There’s Something About Gerri (from Season 1, Episode 4: “Sad Sack Wasp Trap”)
At the RECNY (Roy Endowment Creative New York) ball, pivotal and revealing moments occur that speak volumes about the loyalty of Logan’s children and employees. Connor exaggerates his importance to the unfolding of the event and, while examining the teleprompter, notices that the screen reads “Surprise Logan Retirement Announcement”. Believing this to be a conspiratorial plan by Kendall, Connor immediately informs his father and learns that Logan will give a speech contrary to what had previously been agreed. Kendall is made aware of this and pleads with Waystar General Counsel Gerri Kellman (J. Smith-Cameron), to prevent Logan from going on stage.
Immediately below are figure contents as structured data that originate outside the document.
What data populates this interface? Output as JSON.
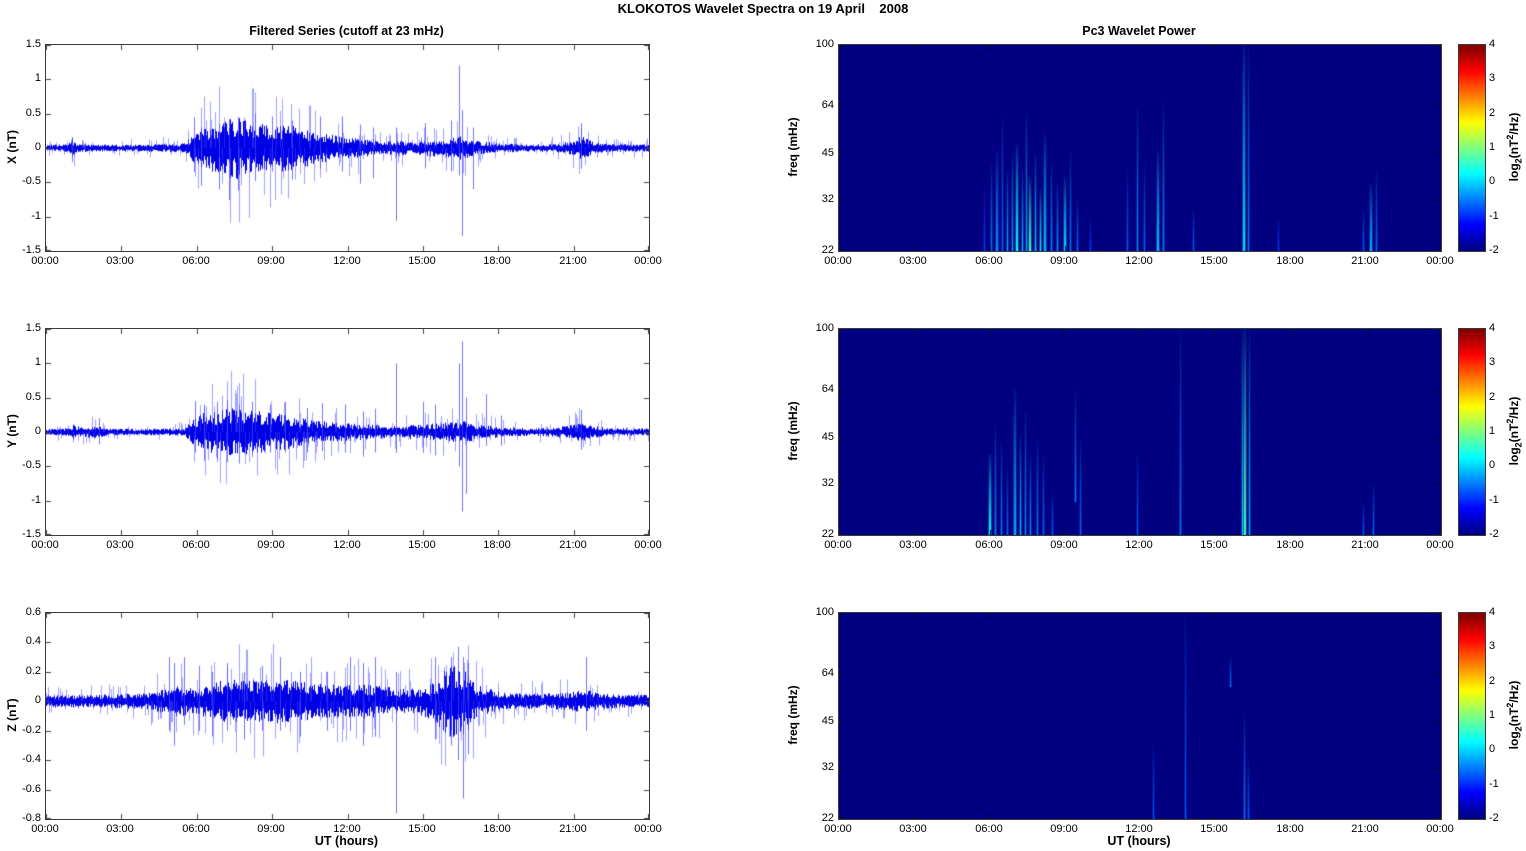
{
  "figure_title": "KLOKOTOS Wavelet Spectra on 19 April    2008",
  "colors": {
    "series_line": "#0000e6",
    "spike_line": "#4646ff",
    "spectrogram_background": "#000080",
    "axis": "#3a3a3a",
    "text": "#000000"
  },
  "colorbar": {
    "range": [
      -2,
      4
    ],
    "ticks": [
      4,
      3,
      2,
      1,
      0,
      -1,
      -2
    ],
    "colormap": "jet",
    "label_pre": "log",
    "label_sub": "2",
    "label_mid": "(nT",
    "label_sup": "2",
    "label_post": "/Hz)"
  },
  "chart_data": [
    {
      "panel": "x-filtered-series",
      "type": "line",
      "title": "Filtered Series (cutoff at 23 mHz)",
      "ylabel": "X (nT)",
      "ylim": [
        -1.5,
        1.5
      ],
      "yticks": [
        1.5,
        1,
        0.5,
        0,
        -0.5,
        -1,
        -1.5
      ],
      "xlim_hours": [
        0,
        24
      ],
      "xtick_hours": [
        0,
        3,
        6,
        9,
        12,
        15,
        18,
        21,
        24
      ],
      "xtick_labels": [
        "00:00",
        "03:00",
        "06:00",
        "09:00",
        "12:00",
        "15:00",
        "18:00",
        "21:00",
        "00:00"
      ],
      "envelope": [
        [
          0,
          0.045
        ],
        [
          0.9,
          0.05
        ],
        [
          1.05,
          0.13
        ],
        [
          1.2,
          0.06
        ],
        [
          2,
          0.045
        ],
        [
          3,
          0.045
        ],
        [
          4,
          0.05
        ],
        [
          5.5,
          0.06
        ],
        [
          5.9,
          0.2
        ],
        [
          6.4,
          0.3
        ],
        [
          7,
          0.36
        ],
        [
          7.6,
          0.42
        ],
        [
          8.2,
          0.34
        ],
        [
          9,
          0.3
        ],
        [
          9.6,
          0.32
        ],
        [
          10.2,
          0.26
        ],
        [
          11,
          0.2
        ],
        [
          11.6,
          0.16
        ],
        [
          12.2,
          0.14
        ],
        [
          12.8,
          0.12
        ],
        [
          13.4,
          0.09
        ],
        [
          14,
          0.1
        ],
        [
          14.6,
          0.08
        ],
        [
          15.2,
          0.11
        ],
        [
          15.8,
          0.12
        ],
        [
          16.3,
          0.14
        ],
        [
          16.6,
          0.18
        ],
        [
          17,
          0.1
        ],
        [
          17.6,
          0.08
        ],
        [
          18.2,
          0.06
        ],
        [
          19,
          0.05
        ],
        [
          20,
          0.05
        ],
        [
          20.9,
          0.09
        ],
        [
          21.3,
          0.16
        ],
        [
          21.7,
          0.1
        ],
        [
          22.2,
          0.06
        ],
        [
          23,
          0.05
        ],
        [
          24,
          0.05
        ]
      ],
      "spikes": [
        [
          1.05,
          0.16,
          -0.2
        ],
        [
          5.9,
          0.45,
          -0.35
        ],
        [
          6.15,
          0.3,
          -0.55
        ],
        [
          6.9,
          0.35,
          -0.6
        ],
        [
          7.3,
          0.42,
          -0.76
        ],
        [
          7.65,
          0.45,
          -0.62
        ],
        [
          8.3,
          0.5,
          -0.48
        ],
        [
          9.0,
          0.46,
          -0.34
        ],
        [
          9.8,
          0.4,
          -0.46
        ],
        [
          10.9,
          0.46,
          -0.3
        ],
        [
          11.8,
          0.46,
          -0.34
        ],
        [
          12.5,
          0.34,
          -0.52
        ],
        [
          13.0,
          0.3,
          -0.44
        ],
        [
          13.95,
          0.3,
          -1.06
        ],
        [
          15.1,
          0.36,
          -0.3
        ],
        [
          16.1,
          0.4,
          -0.34
        ],
        [
          16.45,
          1.2,
          -0.4
        ],
        [
          16.55,
          0.55,
          -1.28
        ],
        [
          17.0,
          0.3,
          -0.6
        ],
        [
          21.3,
          0.36,
          -0.3
        ]
      ]
    },
    {
      "panel": "x-wavelet-power",
      "type": "heatmap",
      "title": "Pc3 Wavelet Power",
      "ylabel": "freq (mHz)",
      "yscale": "log",
      "ylim": [
        22,
        100
      ],
      "yticks": [
        100,
        64,
        45,
        32,
        22
      ],
      "xlim_hours": [
        0,
        24
      ],
      "xtick_hours": [
        0,
        3,
        6,
        9,
        12,
        15,
        18,
        21,
        24
      ],
      "xtick_labels": [
        "00:00",
        "03:00",
        "06:00",
        "09:00",
        "12:00",
        "15:00",
        "18:00",
        "21:00",
        "00:00"
      ],
      "base_value": -2,
      "events": [
        [
          5.8,
          22,
          36,
          -0.9,
          1
        ],
        [
          6.05,
          22,
          42,
          -0.5,
          1
        ],
        [
          6.3,
          22,
          46,
          -0.4,
          2
        ],
        [
          6.5,
          22,
          60,
          -0.6,
          1
        ],
        [
          6.7,
          22,
          40,
          -0.2,
          1
        ],
        [
          6.9,
          22,
          45,
          -0.3,
          1
        ],
        [
          7.1,
          22,
          48,
          0.3,
          2
        ],
        [
          7.3,
          22,
          40,
          -0.1,
          1
        ],
        [
          7.45,
          22,
          60,
          -0.2,
          1
        ],
        [
          7.6,
          22,
          38,
          0.6,
          2
        ],
        [
          7.8,
          22,
          45,
          0.0,
          1
        ],
        [
          8.0,
          22,
          35,
          0.3,
          1
        ],
        [
          8.2,
          22,
          52,
          -0.1,
          2
        ],
        [
          8.45,
          22,
          42,
          -0.4,
          1
        ],
        [
          8.7,
          22,
          36,
          -0.3,
          1
        ],
        [
          9.0,
          22,
          38,
          0.1,
          2
        ],
        [
          9.2,
          22,
          46,
          -0.5,
          1
        ],
        [
          9.5,
          22,
          32,
          -0.6,
          1
        ],
        [
          10.0,
          22,
          28,
          -0.9,
          1
        ],
        [
          11.5,
          22,
          40,
          -0.7,
          1
        ],
        [
          11.9,
          22,
          64,
          -0.4,
          1
        ],
        [
          12.15,
          22,
          42,
          -0.6,
          1
        ],
        [
          12.7,
          22,
          46,
          -0.1,
          2
        ],
        [
          12.9,
          22,
          66,
          -0.4,
          1
        ],
        [
          14.1,
          22,
          30,
          -0.7,
          1
        ],
        [
          16.15,
          22,
          100,
          0.1,
          2
        ],
        [
          16.3,
          22,
          100,
          -0.5,
          1
        ],
        [
          17.5,
          22,
          28,
          -0.9,
          1
        ],
        [
          20.9,
          22,
          30,
          -0.7,
          1
        ],
        [
          21.2,
          22,
          36,
          -0.2,
          2
        ],
        [
          21.4,
          22,
          40,
          -0.6,
          1
        ]
      ]
    },
    {
      "panel": "y-filtered-series",
      "type": "line",
      "ylabel": "Y (nT)",
      "ylim": [
        -1.5,
        1.5
      ],
      "yticks": [
        1.5,
        1,
        0.5,
        0,
        -0.5,
        -1,
        -1.5
      ],
      "xlim_hours": [
        0,
        24
      ],
      "xtick_hours": [
        0,
        3,
        6,
        9,
        12,
        15,
        18,
        21,
        24
      ],
      "xtick_labels": [
        "00:00",
        "03:00",
        "06:00",
        "09:00",
        "12:00",
        "15:00",
        "18:00",
        "21:00",
        "00:00"
      ],
      "envelope": [
        [
          0,
          0.04
        ],
        [
          0.9,
          0.05
        ],
        [
          1.1,
          0.1
        ],
        [
          1.4,
          0.06
        ],
        [
          2.1,
          0.09
        ],
        [
          2.4,
          0.05
        ],
        [
          3.5,
          0.04
        ],
        [
          5.5,
          0.05
        ],
        [
          5.9,
          0.18
        ],
        [
          6.3,
          0.26
        ],
        [
          7,
          0.3
        ],
        [
          7.7,
          0.32
        ],
        [
          8.4,
          0.28
        ],
        [
          9.2,
          0.26
        ],
        [
          9.8,
          0.22
        ],
        [
          10.5,
          0.16
        ],
        [
          11.2,
          0.14
        ],
        [
          12,
          0.12
        ],
        [
          12.8,
          0.1
        ],
        [
          13.6,
          0.08
        ],
        [
          14.2,
          0.09
        ],
        [
          15,
          0.1
        ],
        [
          15.6,
          0.12
        ],
        [
          16.2,
          0.13
        ],
        [
          16.6,
          0.16
        ],
        [
          17.1,
          0.1
        ],
        [
          17.8,
          0.08
        ],
        [
          18.4,
          0.06
        ],
        [
          19.5,
          0.05
        ],
        [
          20.8,
          0.08
        ],
        [
          21.3,
          0.13
        ],
        [
          21.8,
          0.08
        ],
        [
          22.5,
          0.05
        ],
        [
          24,
          0.05
        ]
      ],
      "spikes": [
        [
          2.1,
          0.2,
          -0.18
        ],
        [
          5.95,
          0.45,
          -0.3
        ],
        [
          6.3,
          0.4,
          -0.42
        ],
        [
          6.8,
          0.44,
          -0.4
        ],
        [
          7.2,
          0.46,
          -0.44
        ],
        [
          7.7,
          0.4,
          -0.46
        ],
        [
          8.2,
          0.44,
          -0.36
        ],
        [
          8.9,
          0.4,
          -0.3
        ],
        [
          9.5,
          0.44,
          -0.3
        ],
        [
          10.4,
          0.35,
          -0.3
        ],
        [
          11.0,
          0.42,
          -0.28
        ],
        [
          11.9,
          0.4,
          -0.3
        ],
        [
          12.6,
          0.3,
          -0.36
        ],
        [
          13.1,
          0.34,
          -0.3
        ],
        [
          13.95,
          1.0,
          -0.3
        ],
        [
          15.0,
          0.44,
          -0.3
        ],
        [
          15.5,
          0.4,
          -0.34
        ],
        [
          16.45,
          1.0,
          -0.5
        ],
        [
          16.55,
          1.32,
          -1.16
        ],
        [
          16.7,
          0.5,
          -0.9
        ],
        [
          17.5,
          0.55,
          -0.2
        ],
        [
          18.1,
          0.24,
          -0.2
        ],
        [
          21.3,
          0.32,
          -0.26
        ]
      ]
    },
    {
      "panel": "y-wavelet-power",
      "type": "heatmap",
      "ylabel": "freq (mHz)",
      "yscale": "log",
      "ylim": [
        22,
        100
      ],
      "yticks": [
        100,
        64,
        45,
        32,
        22
      ],
      "xlim_hours": [
        0,
        24
      ],
      "xtick_hours": [
        0,
        3,
        6,
        9,
        12,
        15,
        18,
        21,
        24
      ],
      "xtick_labels": [
        "00:00",
        "03:00",
        "06:00",
        "09:00",
        "12:00",
        "15:00",
        "18:00",
        "21:00",
        "00:00"
      ],
      "base_value": -2,
      "events": [
        [
          6.0,
          22,
          40,
          0.3,
          2
        ],
        [
          6.2,
          22,
          50,
          -0.4,
          1
        ],
        [
          6.45,
          22,
          44,
          -0.5,
          1
        ],
        [
          6.7,
          22,
          36,
          -0.6,
          1
        ],
        [
          7.0,
          22,
          64,
          -0.2,
          2
        ],
        [
          7.2,
          22,
          46,
          -0.1,
          1
        ],
        [
          7.4,
          22,
          55,
          -0.4,
          1
        ],
        [
          7.6,
          22,
          40,
          -0.4,
          1
        ],
        [
          7.9,
          22,
          44,
          -0.5,
          1
        ],
        [
          8.15,
          22,
          40,
          -0.6,
          1
        ],
        [
          8.5,
          22,
          30,
          -0.7,
          1
        ],
        [
          9.4,
          28,
          64,
          -0.45,
          1
        ],
        [
          9.6,
          22,
          45,
          -0.6,
          1
        ],
        [
          11.9,
          22,
          40,
          -0.7,
          1
        ],
        [
          13.6,
          22,
          100,
          -0.5,
          1
        ],
        [
          16.05,
          22,
          100,
          0.0,
          1
        ],
        [
          16.2,
          22,
          100,
          0.6,
          2
        ],
        [
          16.35,
          22,
          100,
          -0.2,
          1
        ],
        [
          20.9,
          22,
          28,
          -0.75,
          1
        ],
        [
          21.3,
          22,
          32,
          -0.6,
          1
        ]
      ]
    },
    {
      "panel": "z-filtered-series",
      "type": "line",
      "ylabel": "Z (nT)",
      "xlabel": "UT (hours)",
      "ylim": [
        -0.8,
        0.6
      ],
      "yticks": [
        0.6,
        0.4,
        0.2,
        0,
        -0.2,
        -0.4,
        -0.6,
        -0.8
      ],
      "xlim_hours": [
        0,
        24
      ],
      "xtick_hours": [
        0,
        3,
        6,
        9,
        12,
        15,
        18,
        21,
        24
      ],
      "xtick_labels": [
        "00:00",
        "03:00",
        "06:00",
        "09:00",
        "12:00",
        "15:00",
        "18:00",
        "21:00",
        "00:00"
      ],
      "envelope": [
        [
          0,
          0.04
        ],
        [
          2,
          0.04
        ],
        [
          4,
          0.05
        ],
        [
          4.8,
          0.08
        ],
        [
          5.2,
          0.1
        ],
        [
          5.8,
          0.08
        ],
        [
          6.4,
          0.1
        ],
        [
          7,
          0.13
        ],
        [
          7.8,
          0.14
        ],
        [
          8.6,
          0.13
        ],
        [
          9.4,
          0.14
        ],
        [
          10.2,
          0.12
        ],
        [
          11,
          0.11
        ],
        [
          11.8,
          0.1
        ],
        [
          12.6,
          0.11
        ],
        [
          13.2,
          0.1
        ],
        [
          14,
          0.08
        ],
        [
          14.8,
          0.08
        ],
        [
          15.4,
          0.12
        ],
        [
          15.9,
          0.2
        ],
        [
          16.3,
          0.24
        ],
        [
          16.7,
          0.2
        ],
        [
          17.2,
          0.1
        ],
        [
          18,
          0.06
        ],
        [
          19,
          0.05
        ],
        [
          20,
          0.05
        ],
        [
          21,
          0.06
        ],
        [
          21.5,
          0.08
        ],
        [
          22,
          0.05
        ],
        [
          23,
          0.04
        ],
        [
          24,
          0.04
        ]
      ],
      "spikes": [
        [
          4.9,
          0.3,
          -0.2
        ],
        [
          5.1,
          0.26,
          -0.3
        ],
        [
          5.5,
          0.3,
          -0.16
        ],
        [
          6.1,
          0.24,
          -0.2
        ],
        [
          6.6,
          0.2,
          -0.24
        ],
        [
          7.2,
          0.26,
          -0.2
        ],
        [
          7.9,
          0.2,
          -0.26
        ],
        [
          8.6,
          0.24,
          -0.2
        ],
        [
          9.3,
          0.3,
          -0.2
        ],
        [
          10.1,
          0.2,
          -0.24
        ],
        [
          11.2,
          0.2,
          -0.2
        ],
        [
          12.1,
          0.3,
          -0.2
        ],
        [
          12.6,
          0.26,
          -0.3
        ],
        [
          13.1,
          0.3,
          -0.24
        ],
        [
          13.95,
          0.2,
          -0.76
        ],
        [
          15.5,
          0.3,
          -0.26
        ],
        [
          16.1,
          0.3,
          -0.3
        ],
        [
          16.4,
          0.37,
          -0.4
        ],
        [
          16.6,
          0.3,
          -0.66
        ],
        [
          16.8,
          0.26,
          -0.36
        ],
        [
          21.5,
          0.3,
          -0.2
        ]
      ]
    },
    {
      "panel": "z-wavelet-power",
      "type": "heatmap",
      "ylabel": "freq (mHz)",
      "xlabel": "UT (hours)",
      "yscale": "log",
      "ylim": [
        22,
        100
      ],
      "yticks": [
        100,
        64,
        45,
        32,
        22
      ],
      "xlim_hours": [
        0,
        24
      ],
      "xtick_hours": [
        0,
        3,
        6,
        9,
        12,
        15,
        18,
        21,
        24
      ],
      "xtick_labels": [
        "00:00",
        "03:00",
        "06:00",
        "09:00",
        "12:00",
        "15:00",
        "18:00",
        "21:00",
        "00:00"
      ],
      "base_value": -2,
      "events": [
        [
          12.5,
          22,
          38,
          -0.75,
          1
        ],
        [
          13.8,
          22,
          100,
          -0.7,
          1
        ],
        [
          15.6,
          58,
          72,
          -0.55,
          1
        ],
        [
          16.15,
          22,
          48,
          -0.5,
          1
        ],
        [
          16.3,
          22,
          34,
          -0.7,
          1
        ]
      ]
    }
  ]
}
Although she assured Kendall that she would stop her father; Gerri sticks with Logan and simply says, “Good luck tonight.” You’re going to knock him out in the park”. This is the first time of many that Gerri will stay in Logan’s good graces in contradiction to his promises to his children. In Episode 5, she also lies to Kendall, “I work for Waystar, not Logan Roy,” and then, of course, in that Season 3 finale scene where she lets the kids wade in.
Logan The Puppet Master (From Season 1, Episode 10: “Nobody Ever Misses”)
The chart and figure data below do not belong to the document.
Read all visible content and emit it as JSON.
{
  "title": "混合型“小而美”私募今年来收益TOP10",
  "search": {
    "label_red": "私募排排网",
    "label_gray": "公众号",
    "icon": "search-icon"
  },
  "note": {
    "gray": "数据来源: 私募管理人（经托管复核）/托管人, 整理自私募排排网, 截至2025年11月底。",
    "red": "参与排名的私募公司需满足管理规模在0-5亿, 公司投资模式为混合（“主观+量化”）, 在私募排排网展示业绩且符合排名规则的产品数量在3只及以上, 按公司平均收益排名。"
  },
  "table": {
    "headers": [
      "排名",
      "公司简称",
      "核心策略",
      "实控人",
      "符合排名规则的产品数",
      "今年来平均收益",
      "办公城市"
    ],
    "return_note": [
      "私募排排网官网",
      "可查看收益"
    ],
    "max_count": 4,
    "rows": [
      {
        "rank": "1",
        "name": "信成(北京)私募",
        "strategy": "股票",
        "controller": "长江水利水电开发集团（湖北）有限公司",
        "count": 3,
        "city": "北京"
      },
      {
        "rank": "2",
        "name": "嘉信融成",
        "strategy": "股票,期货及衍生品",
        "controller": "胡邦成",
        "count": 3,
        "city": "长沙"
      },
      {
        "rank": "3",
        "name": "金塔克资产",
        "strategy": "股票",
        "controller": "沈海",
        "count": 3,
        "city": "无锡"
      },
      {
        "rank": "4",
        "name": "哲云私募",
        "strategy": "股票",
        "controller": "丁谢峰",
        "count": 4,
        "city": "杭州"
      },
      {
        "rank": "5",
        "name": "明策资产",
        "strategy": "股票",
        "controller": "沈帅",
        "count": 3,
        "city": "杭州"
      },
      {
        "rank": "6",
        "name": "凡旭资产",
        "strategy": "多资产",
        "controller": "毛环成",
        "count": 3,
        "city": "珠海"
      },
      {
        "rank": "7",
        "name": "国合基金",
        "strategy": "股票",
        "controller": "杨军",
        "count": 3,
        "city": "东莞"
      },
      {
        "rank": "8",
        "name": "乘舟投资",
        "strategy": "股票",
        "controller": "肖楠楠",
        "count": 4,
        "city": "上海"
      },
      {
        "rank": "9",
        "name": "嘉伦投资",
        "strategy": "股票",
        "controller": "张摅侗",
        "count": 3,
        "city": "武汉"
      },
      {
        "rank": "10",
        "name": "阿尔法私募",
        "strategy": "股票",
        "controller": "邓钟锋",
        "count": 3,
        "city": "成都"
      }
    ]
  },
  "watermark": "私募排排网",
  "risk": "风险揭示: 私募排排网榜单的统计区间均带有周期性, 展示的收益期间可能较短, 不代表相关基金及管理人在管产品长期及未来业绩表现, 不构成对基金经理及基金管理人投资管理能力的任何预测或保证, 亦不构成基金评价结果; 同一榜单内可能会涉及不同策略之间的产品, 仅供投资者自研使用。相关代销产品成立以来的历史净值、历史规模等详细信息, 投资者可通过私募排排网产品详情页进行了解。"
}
You’ll no doubt see how Logan Roy plays his kids off against each other for the duration of the show, but in the final 30 minutes of Season 1, you can trace how quickly he cheats on his main adversary, Kendall. One evening he said to her: “You are nothing”, the next morning he said to her: “You are my number one boy”. When it comes to his children, his words carry no weight.
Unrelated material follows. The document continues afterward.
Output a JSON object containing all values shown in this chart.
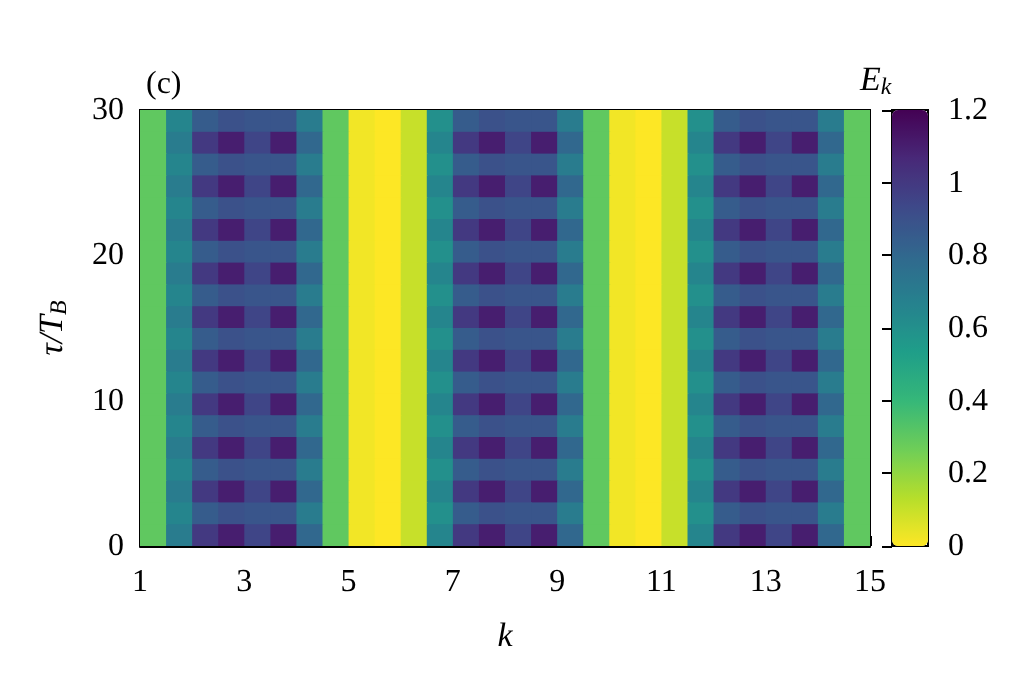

Logan would award them the title of “number one” individually in later seasons whenever he used them as pawns in his own corporate chess game.
Kendall’s Backbone (from Season 2, Episode 6: “Argestes”)
At a press conference known as Argestes, Shiv, Kendall, and Roman address the Waystar cruise line scandal (a story of sexual assaults, murders, and cover-ups plaguing the cruise line of Waystar). During the sibling roundtable, Shiv calls Waystar a “dinosaur” who will have to change in response to the scandal. It certainly doesn’t sit well with Logan. After the discussion, he loses his temper and backhands Roman. Kendall berates Logan and consoles Roman.
This storyline directly echoes Logan punching Kendall’s son, Iverson, in Season 1 Episode 5: “I Went to the Market.” against Logan at a press conference at home after Logan tries to make him a sacrificial lamb, is also hinted at in season 2, episode 5: “Tern Haven” when Kendall convinces Naomi Pierce (Annabelle Dexter Jones) to get its cousin Nan (Cherry Jones) to sell their press company: PGM. In a shrewd warning to her, he pleads, “Don’t block your own escape,” alluding to his own desperation to get out of his father’s clutches.
Opening titles (from season 1 and season 2)
Series titles are an introduction to a show and encompass what you can expect while watching. Sometimes clues in titles get away and are easier than you might think after being brought to your attention.
Of course, this could be open to interpretation, but in the penultimate shots before the show begins in Season 1, the family patriarch stands next to only one of his sons and then walks away. It makes sense that this is emblematic of Kendall and Logan’s feud at the forefront of the first season. However, in seasons 2 and 3, the other children appear next to their father and then he walks away, indicating that the other Roy children become more involved in the family empire and also take their father to maintain control.
NEXT: ‘Succession’ Renewed for Season 4 on HBO
The Oscar-winning trio have a new project in sight.